1 May 2012
It is with great anticipation that we await Royal Assent to the Finance Bill which will mark the final stages of preparation for the first social and special needs housing trust. Billed by myself as the most unexciting investment opportunity of 2012, the SAF Housing REIT has traded huge gains for predictability, sustainability and low risk.
Last week, three things made me prick up my ears.
1. Our banks are talking about the amount of leverage we will use in our fund
2. Reports of exposure to downside risks within the English housing associations to the swap market which has already claimed the biggest Dutch social housing provider
3. Expert opinion in response to the arrival of our Real Estate Investment Trusts that much will depend on the spread of risk within the REIT itself
As the manager of a fund that uses the money of investors to provide affordable social and extra care housing, my responsibility is significant. Clear rules must be followed. The first of these is to keep things simple and transparent. The second is that I must recognize that we are responsible for two of the most important resources our society have: our homes and our retirement income. Consequently the “trust” should therefore be worthy of its name and adopt a policy of total risk aversion.
This leads us to a set of core principles which we breach at our peril:
- To keep all leverage out of the Trust. Sure our operation requires a leveraged banking strategy. However, the intention is that it is used to prepare stock or portfolios before it is transferred to the REIT, and that it is removed once the stock in question passes into the trust. Of course this makes for an unexciting investment opportunity since, by removing this feature, the upside gains are reduced. So, however are the risks in favour of predictability. As part of an investment strategy this part is crucial.
- To not make any speculative investments. This is not a tool for developers but an investment backed housing provision. The objective is to achieve sanctuary in sustainability and this starts from the very beginning. Consequently all our developments must accord with the strategic plan of local authorities – ensuring that issues such as varying demographic trends at a local level are addressed. This ensures sustainability of use in the long term.
- To ensure evey single development stands on its own feet. I have been investing in and managing other people’s property investments for more than 15 years. In this time I have not once failed to deliver the predicted return. This is because I refuse to cross subsidize or offset. Each development/property has its income stream assured before the investment takes place, and this only happens when I am satisfied that each purchase stands up financially; properly protected from adverse conditions.
- To ensure sustainability through affordability. The needs of investors and of the tenants living in the properties are complimentary. One receives a predictable return, the other a place to live in return for a reasonable rent. The key is sustainability. Tenants must be able to support the payment of rent and, failing to do so, the rent must then lie within the scope of the housing benefit system.

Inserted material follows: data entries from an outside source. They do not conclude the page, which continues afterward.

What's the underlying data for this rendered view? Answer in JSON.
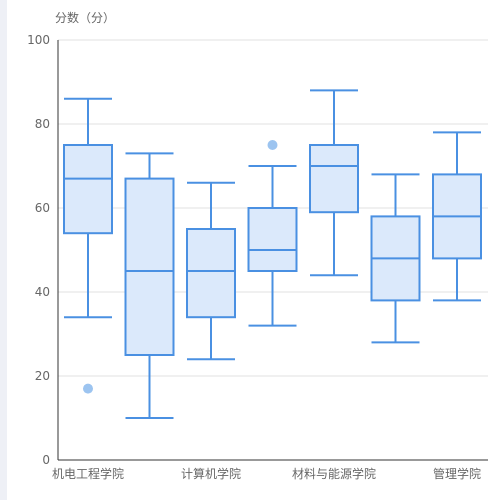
{
  "chart_data": {
    "type": "boxplot",
    "ylabel": "分数（分）",
    "ylim": [
      0,
      100
    ],
    "yticks": [
      0,
      20,
      40,
      60,
      80,
      100
    ],
    "grid": true,
    "categories": [
      "机电工程学院",
      "",
      "计算机学院",
      "",
      "材料与能源学院",
      "",
      "管理学院"
    ],
    "boxes": [
      {
        "min": 34,
        "q1": 54,
        "median": 67,
        "q3": 75,
        "max": 86,
        "outliers": [
          17
        ]
      },
      {
        "min": 10,
        "q1": 25,
        "median": 45,
        "q3": 67,
        "max": 73,
        "outliers": []
      },
      {
        "min": 24,
        "q1": 34,
        "median": 45,
        "q3": 55,
        "max": 66,
        "outliers": []
      },
      {
        "min": 32,
        "q1": 45,
        "median": 50,
        "q3": 60,
        "max": 70,
        "outliers": [
          75
        ]
      },
      {
        "min": 44,
        "q1": 59,
        "median": 70,
        "q3": 75,
        "max": 88,
        "outliers": []
      },
      {
        "min": 28,
        "q1": 38,
        "median": 48,
        "q3": 58,
        "max": 68,
        "outliers": []
      },
      {
        "min": 38,
        "q1": 48,
        "median": 58,
        "q3": 68,
        "max": 78,
        "outliers": []
      }
    ],
    "colors": {
      "stroke": "#4a90e2",
      "fill": "#dbe9fb",
      "outlier": "#9cc4f0",
      "grid": "#e0e0e0",
      "axis": "#333333"
    }
  }
}
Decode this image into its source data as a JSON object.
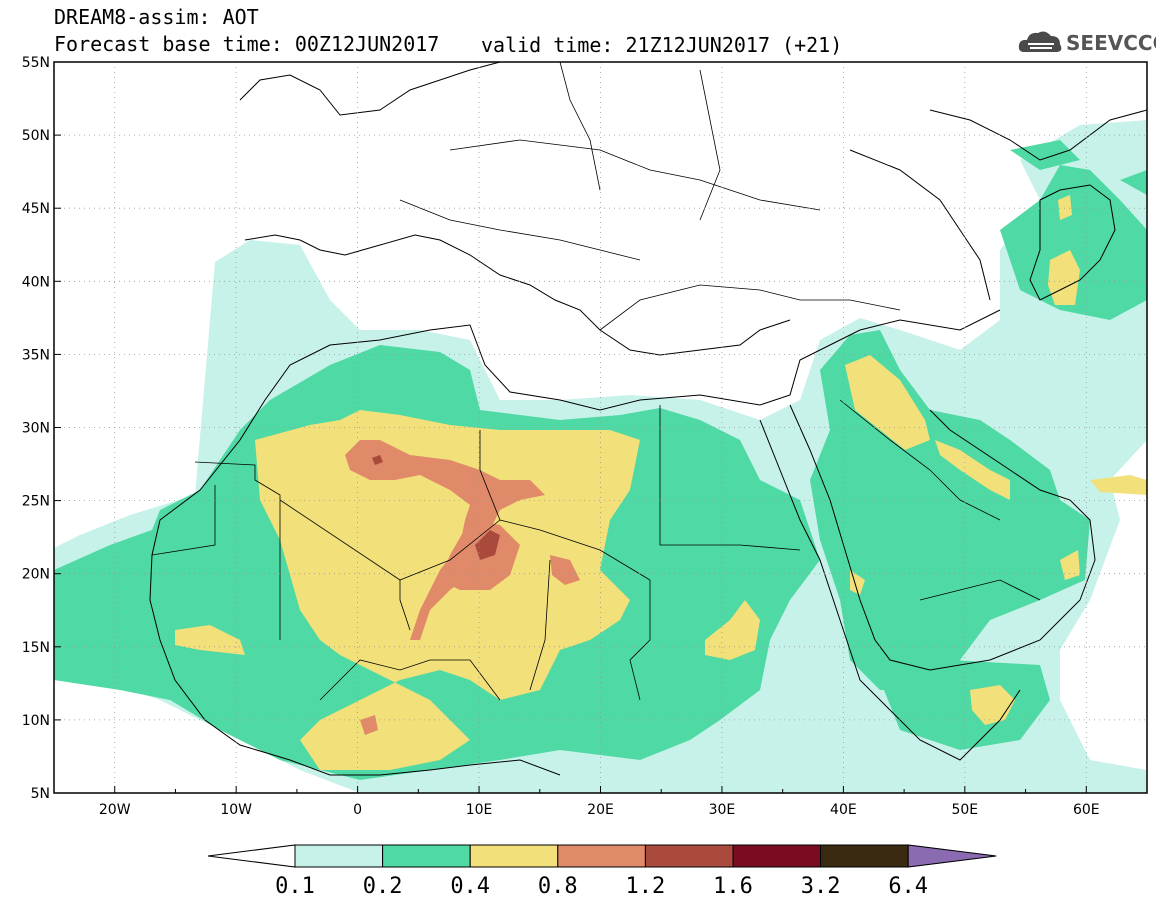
{
  "header": {
    "line1": "DREAM8-assim: AOT",
    "line2": "Forecast base time: 00Z12JUN2017",
    "valid": "valid time: 21Z12JUN2017 (+21)"
  },
  "logo": {
    "text": "SEEVCCC",
    "icon": "cloud-icon"
  },
  "axes": {
    "lat_labels": [
      "55N",
      "50N",
      "45N",
      "40N",
      "35N",
      "30N",
      "25N",
      "20N",
      "15N",
      "10N",
      "5N"
    ],
    "lon_labels": [
      "20W",
      "10W",
      "0",
      "10E",
      "20E",
      "30E",
      "40E",
      "50E",
      "60E"
    ],
    "lon_range": [
      -25,
      65
    ],
    "lat_range": [
      5,
      55
    ],
    "grid": true
  },
  "colorbar": {
    "labels": [
      "0.1",
      "0.2",
      "0.4",
      "0.8",
      "1.2",
      "1.6",
      "3.2",
      "6.4"
    ],
    "colors": [
      "#ffffff",
      "#c6f2ea",
      "#4fd9a4",
      "#f2e07a",
      "#e08a6a",
      "#a94a3c",
      "#7a0c22",
      "#3a2a12",
      "#8a6ab0"
    ]
  },
  "palette": {
    "c1": "#c6f2ea",
    "c2": "#4fd9a4",
    "c3": "#f2e07a",
    "c4": "#e08a6a",
    "c5": "#a94a3c"
  }
}
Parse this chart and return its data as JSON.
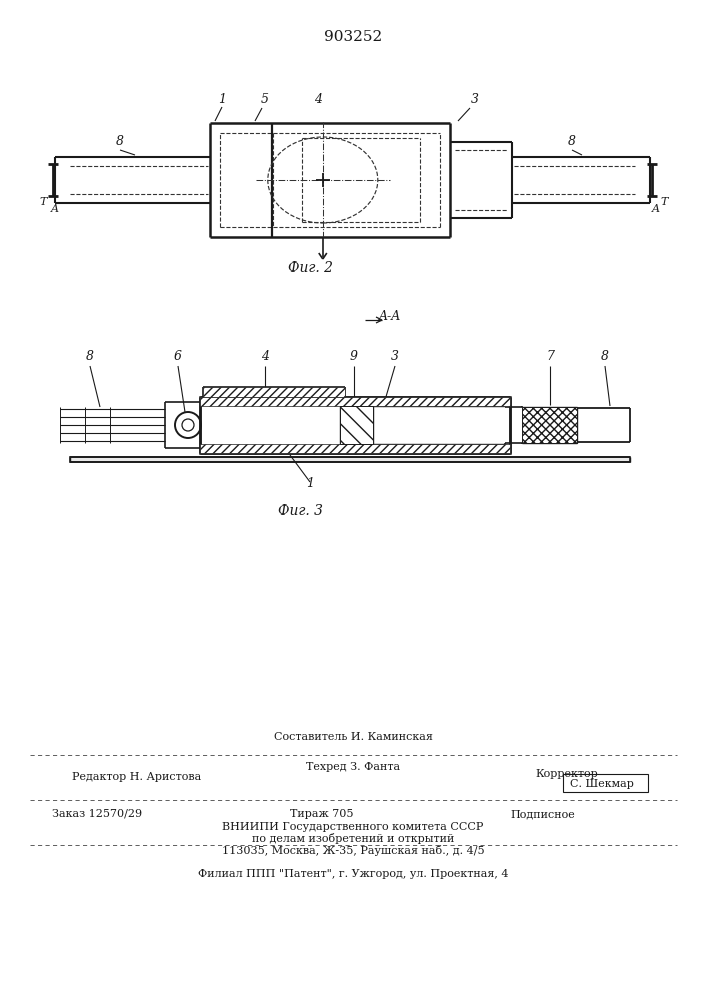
{
  "patent_number": "903252",
  "fig2_caption": "Фиг. 2",
  "fig3_caption": "Фиг. 3",
  "bg_color": "#ffffff",
  "line_color": "#1a1a1a",
  "dashed_color": "#333333",
  "footer_col1_row1": "Составитель И. Каминская",
  "footer_col1_row2": "Техред З. Фанта",
  "footer_left1": "Редактор Н. Аристова",
  "footer_right1": "Корректор",
  "footer_right1b": "С. Шекмар",
  "footer_left2": "Заказ 12570/29",
  "footer_mid2": "Тираж 705",
  "footer_right2": "Подписное",
  "footer_line4": "ВНИИПИ Государственного комитета СССР",
  "footer_line5": "по делам изобретений и открытий",
  "footer_line6": "113035, Москва, Ж-35, Раушская наб., д. 4/5",
  "footer_line7": "Филиал ППП \"Патент\", г. Ужгород, ул. Проектная, 4"
}
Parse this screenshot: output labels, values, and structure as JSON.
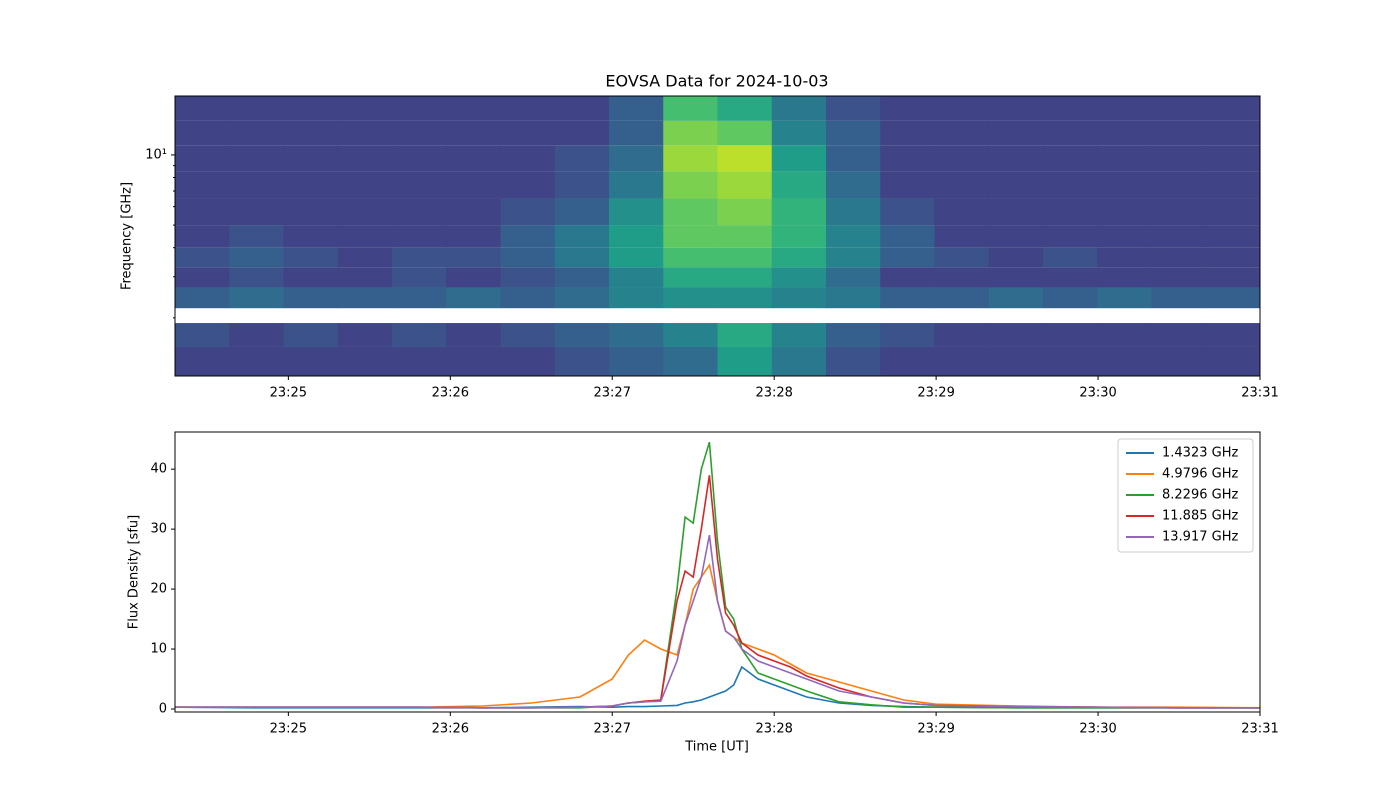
{
  "chart_data": [
    {
      "type": "heatmap",
      "title": "EOVSA Data for 2024-10-03",
      "ylabel": "Frequency [GHz]",
      "colormap": "viridis",
      "ylog": true,
      "x_edges": [
        24.3,
        24.635,
        24.97,
        25.305,
        25.64,
        25.975,
        26.31,
        26.645,
        26.98,
        27.315,
        27.65,
        27.985,
        28.32,
        28.655,
        28.99,
        29.325,
        29.66,
        29.995,
        30.33,
        30.665,
        31.0
      ],
      "y_edges": [
        1.126,
        1.5,
        1.9,
        2.2,
        2.7,
        3.3,
        4.0,
        5.0,
        6.5,
        8.5,
        11,
        14,
        17.9
      ],
      "z": [
        [
          0.2,
          0.2,
          0.2,
          0.2,
          0.2,
          0.2,
          0.2,
          0.25,
          0.3,
          0.35,
          0.55,
          0.4,
          0.25,
          0.2,
          0.2,
          0.2,
          0.2,
          0.2,
          0.2,
          0.2
        ],
        [
          0.25,
          0.2,
          0.25,
          0.2,
          0.25,
          0.2,
          0.25,
          0.3,
          0.35,
          0.45,
          0.6,
          0.45,
          0.3,
          0.25,
          0.2,
          0.2,
          0.2,
          0.2,
          0.2,
          0.2
        ],
        [
          null,
          null,
          null,
          null,
          null,
          null,
          null,
          null,
          null,
          null,
          null,
          null,
          null,
          null,
          null,
          null,
          null,
          null,
          null,
          null
        ],
        [
          0.3,
          0.35,
          0.3,
          0.3,
          0.3,
          0.35,
          0.3,
          0.35,
          0.45,
          0.5,
          0.5,
          0.45,
          0.4,
          0.3,
          0.3,
          0.35,
          0.3,
          0.35,
          0.3,
          0.3
        ],
        [
          0.2,
          0.25,
          0.2,
          0.2,
          0.25,
          0.2,
          0.25,
          0.3,
          0.45,
          0.6,
          0.6,
          0.5,
          0.35,
          0.2,
          0.2,
          0.2,
          0.2,
          0.2,
          0.2,
          0.2
        ],
        [
          0.25,
          0.3,
          0.25,
          0.2,
          0.25,
          0.25,
          0.3,
          0.4,
          0.55,
          0.7,
          0.7,
          0.6,
          0.45,
          0.3,
          0.25,
          0.2,
          0.25,
          0.2,
          0.2,
          0.2
        ],
        [
          0.2,
          0.25,
          0.2,
          0.2,
          0.2,
          0.2,
          0.3,
          0.4,
          0.55,
          0.75,
          0.75,
          0.65,
          0.45,
          0.3,
          0.2,
          0.2,
          0.2,
          0.2,
          0.2,
          0.2
        ],
        [
          0.2,
          0.2,
          0.2,
          0.2,
          0.2,
          0.2,
          0.25,
          0.3,
          0.5,
          0.75,
          0.8,
          0.65,
          0.4,
          0.25,
          0.2,
          0.2,
          0.2,
          0.2,
          0.2,
          0.2
        ],
        [
          0.2,
          0.2,
          0.2,
          0.2,
          0.2,
          0.2,
          0.2,
          0.25,
          0.4,
          0.8,
          0.85,
          0.6,
          0.35,
          0.2,
          0.2,
          0.2,
          0.2,
          0.2,
          0.2,
          0.2
        ],
        [
          0.2,
          0.2,
          0.2,
          0.2,
          0.2,
          0.2,
          0.2,
          0.25,
          0.35,
          0.85,
          0.9,
          0.55,
          0.3,
          0.2,
          0.2,
          0.2,
          0.2,
          0.2,
          0.2,
          0.2
        ],
        [
          0.2,
          0.2,
          0.2,
          0.2,
          0.2,
          0.2,
          0.2,
          0.2,
          0.3,
          0.8,
          0.75,
          0.45,
          0.3,
          0.2,
          0.2,
          0.2,
          0.2,
          0.2,
          0.2,
          0.2
        ],
        [
          0.2,
          0.2,
          0.2,
          0.2,
          0.2,
          0.2,
          0.2,
          0.2,
          0.3,
          0.7,
          0.6,
          0.4,
          0.25,
          0.2,
          0.2,
          0.2,
          0.2,
          0.2,
          0.2,
          0.2
        ]
      ],
      "xlim": [
        24.3,
        31.0
      ],
      "xticks": [
        {
          "value": 25,
          "label": "23:25"
        },
        {
          "value": 26,
          "label": "23:26"
        },
        {
          "value": 27,
          "label": "23:27"
        },
        {
          "value": 28,
          "label": "23:28"
        },
        {
          "value": 29,
          "label": "23:29"
        },
        {
          "value": 30,
          "label": "23:30"
        },
        {
          "value": 31,
          "label": "23:31"
        }
      ],
      "ylim": [
        1.126,
        17.9
      ],
      "yticks": [
        {
          "value": 10,
          "label": "10¹"
        }
      ],
      "yminorticks": [
        2,
        3,
        4,
        5,
        6,
        7,
        8,
        9
      ]
    },
    {
      "type": "line",
      "xlabel": "Time [UT]",
      "ylabel": "Flux Density [sfu]",
      "legend": "upper right",
      "x": [
        24.3,
        24.8,
        25.3,
        25.8,
        26.2,
        26.5,
        26.8,
        27.0,
        27.1,
        27.2,
        27.3,
        27.4,
        27.45,
        27.5,
        27.55,
        27.6,
        27.65,
        27.7,
        27.75,
        27.8,
        27.9,
        28.0,
        28.1,
        28.2,
        28.4,
        28.6,
        28.8,
        29.0,
        29.5,
        30.0,
        30.5,
        31.0
      ],
      "series": [
        {
          "name": "1.4323 GHz",
          "color": "#1f77b4",
          "values": [
            0.3,
            0.2,
            0.2,
            0.2,
            0.2,
            0.3,
            0.4,
            0.3,
            0.4,
            0.4,
            0.5,
            0.6,
            1.0,
            1.2,
            1.5,
            2.0,
            2.5,
            3,
            4,
            7,
            5,
            4,
            3,
            2,
            1,
            0.6,
            0.4,
            0.3,
            0.2,
            0.2,
            0.2,
            0.2
          ]
        },
        {
          "name": "4.9796 GHz",
          "color": "#ff7f0e",
          "values": [
            0.3,
            0.3,
            0.3,
            0.3,
            0.5,
            1,
            2,
            5,
            9,
            11.5,
            10,
            9,
            14,
            20,
            22,
            24,
            18,
            13,
            12,
            11,
            10,
            9,
            7.5,
            6,
            4.5,
            3,
            1.5,
            0.8,
            0.5,
            0.3,
            0.3,
            0.2
          ]
        },
        {
          "name": "8.2296 GHz",
          "color": "#2ca02c",
          "values": [
            0.3,
            0.3,
            0.3,
            0.3,
            0.2,
            0.2,
            0.2,
            0.5,
            1,
            1.2,
            1.5,
            20,
            32,
            31,
            40,
            44.5,
            28,
            17,
            15,
            10,
            6,
            5,
            4,
            3,
            1.2,
            0.7,
            0.3,
            0.3,
            0.2,
            0.2,
            0.2,
            0.2
          ]
        },
        {
          "name": "11.885 GHz",
          "color": "#d62728",
          "values": [
            0.3,
            0.3,
            0.3,
            0.3,
            0.2,
            0.2,
            0.3,
            0.5,
            1,
            1.3,
            1.5,
            18,
            23,
            22,
            30,
            39,
            25,
            16,
            14,
            11,
            9,
            8,
            7,
            5.5,
            3.5,
            2,
            1,
            0.6,
            0.4,
            0.3,
            0.2,
            0.2
          ]
        },
        {
          "name": "13.917 GHz",
          "color": "#9467bd",
          "values": [
            0.3,
            0.3,
            0.3,
            0.3,
            0.2,
            0.2,
            0.3,
            0.5,
            1,
            1.2,
            1.3,
            8,
            14,
            18,
            22,
            29,
            18,
            13,
            12,
            10,
            8,
            7,
            6,
            5,
            3,
            2,
            1,
            0.6,
            0.4,
            0.3,
            0.2,
            0.2
          ]
        }
      ],
      "xlim": [
        24.3,
        31.0
      ],
      "xticks": [
        {
          "value": 25,
          "label": "23:25"
        },
        {
          "value": 26,
          "label": "23:26"
        },
        {
          "value": 27,
          "label": "23:27"
        },
        {
          "value": 28,
          "label": "23:28"
        },
        {
          "value": 29,
          "label": "23:29"
        },
        {
          "value": 30,
          "label": "23:30"
        },
        {
          "value": 31,
          "label": "23:31"
        }
      ],
      "ylim": [
        -0.5,
        46.2
      ],
      "yticks": [
        0,
        10,
        20,
        30,
        40
      ]
    }
  ]
}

This means that the development must fall into the affordable housing framework (80% market rent), or if not, be able to do so within a reasonable timescale. With a moderate return rate the only mechanism that can be used to affect rental price is the capital cost of the property itself. Consequently, we buy and build to a strict formula. If the formula is not satisfied we do not build. And it also means that the retail market is excluded in all but extraordinary circumstances.
- To look to the future. All of our developments have to have a future life of at least 40 years – this is something we test for. In cases of specialist accommodation we have to be satisfied that there is an enduring need and that the property has alternative social housing use once this need has been exhausted. This is one of the reasons we only produce accommodation in response to a strategic local authority plan: we are addressing current need and continued future from the outset.
- To use the regulated sector. We only supply housing to registered housing providers in recognition of how regulation protects the assets and ensures continued good management. Landlords must adhere to financial monitoring and performance standards set out by the Tenant Services Authority (TSA), and these are very much in the interests of both investors and tenants. If an association fails to perform, the TSA will intervene.
As you can see our REIT, I hope, will be one of the more unexciting investment opportunities available. As a consequence it will be stronger. In creating a social housing REIT, all risks must be mitigated and removed – not hedged as with a commercial REIT. We have considered the impact of every conceivable risk including the collapse of society as we know it. This is what drives our philosophy of achieving sustainability by building it right and keeping it simple. That way, everybody wins.